We have some fascinating screenshots of what looks like a new user interface for Yahoo’s mobile search engine.
They make you wonder: Is Yahoo CEO Marissa Mayer is about to push Yahoo back into a search war with Google?
In 2009, Yahoo signed a deal to outsource its search business to Microsoft. Ever since the alliance was implemented in 2010, all Yahoo search pages said they were “Powered by Bing.” That included mobile search results pages, even though mobile search was not technically included in the Microsoft-Yahoo alliance.
Here’s what a typical Yahoo mobile search results page looks like. Note the “Powered by Bing” branding on the bottom right:
This is what the new, still-being-tested Yahoo search screenshots looked like. Note that “Powered by Bing” is not on any of the screens.
It’s hard to pin down what, if anything, it means that Yahoo’s test search results pages don’t have Bing branding on them.
On the one hand…
- A search industry source told us the actual results on the test search results pages appear to be the same results that a Bing-powered Yahoo mobile search would surface.
- Even though Yahoo’s mobile search engine currently uses Bing, the Microsoft-Yahoo search deal never included mobile search. Yahoo could stop using Bing on mobile search and continue its desktop deal with Microsoft.
On the other…
- A couple weeks ago, a person who claims to have been working in Yahoo’s search division until recently told us that, under Mayer, Yahoo built its own mobile search engine. This source that Yahoo was testing it with 15% of its mobile users. We’ve been unable to corroborate all of those details, but — thanks to instructions from that source — we were able to able to load the new version of Yahoo’s mobile search engine.
- Yahoo’s search results pages included Bing branding until now. Why would that branding suddenly go away?
Perhaps the Bing branding is going away because Marissa Mayer wants to make Yahoo a player in search again.
Few people remember it now, but for a time — around 2005 and 2006 — Yahoo was a serious competitor to Google in search.

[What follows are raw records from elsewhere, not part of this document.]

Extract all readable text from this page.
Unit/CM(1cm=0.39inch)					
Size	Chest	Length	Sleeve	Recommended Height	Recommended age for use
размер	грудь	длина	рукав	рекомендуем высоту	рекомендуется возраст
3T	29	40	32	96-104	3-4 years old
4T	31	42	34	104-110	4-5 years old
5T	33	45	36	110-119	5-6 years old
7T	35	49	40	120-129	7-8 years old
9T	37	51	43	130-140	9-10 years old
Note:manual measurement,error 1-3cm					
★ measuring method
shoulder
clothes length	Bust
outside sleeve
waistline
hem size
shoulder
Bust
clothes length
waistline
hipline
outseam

But Google was better at yielding revenue from its search ads, and it used the extra cash to pay for search distribution across many portals. Soon, Google had an effective monopoly.
In 2009, Yahoo threw in the towel and outsourced its search business to Microsoft Bing in a 10 year deal.
The deal quickly proved to be a disappointment. Yahoo’s search share eroded, and Microsoft’s only seemed to grow as much as Yahoo’s shrank.
When Yahoo hired Mayer in 2012, many assumed that the former Google executive would get Yahoo back into the search business as soon as she could.
More recently, there have been whispers that, halfway through through the deal’s 10-year term, Yahoo and Microsoft are back at the negotiating table. Supposedly, Mayer is pushing hard to find a way to end the alliance.
Finally, there has been a lot of analyst speculation that Mayer is planning to out-bid Google for the right to be the default search engine in the Safari browser on iPhones and iPads.
Despite all that speculation, however, we still cannot go so far as to say these screenshots prove that Yahoo is going to break up with Microsoft and launch its own search engine.
Through a spokesperson, Microsoft declined to comment on this story.
Briefed on the details of this post, a Yahoo spokesperson says, “Search is an important part of Yahoo’s business and we’re always experimenting and looking to improve the experience for our users. We have nothing to announce at this time.”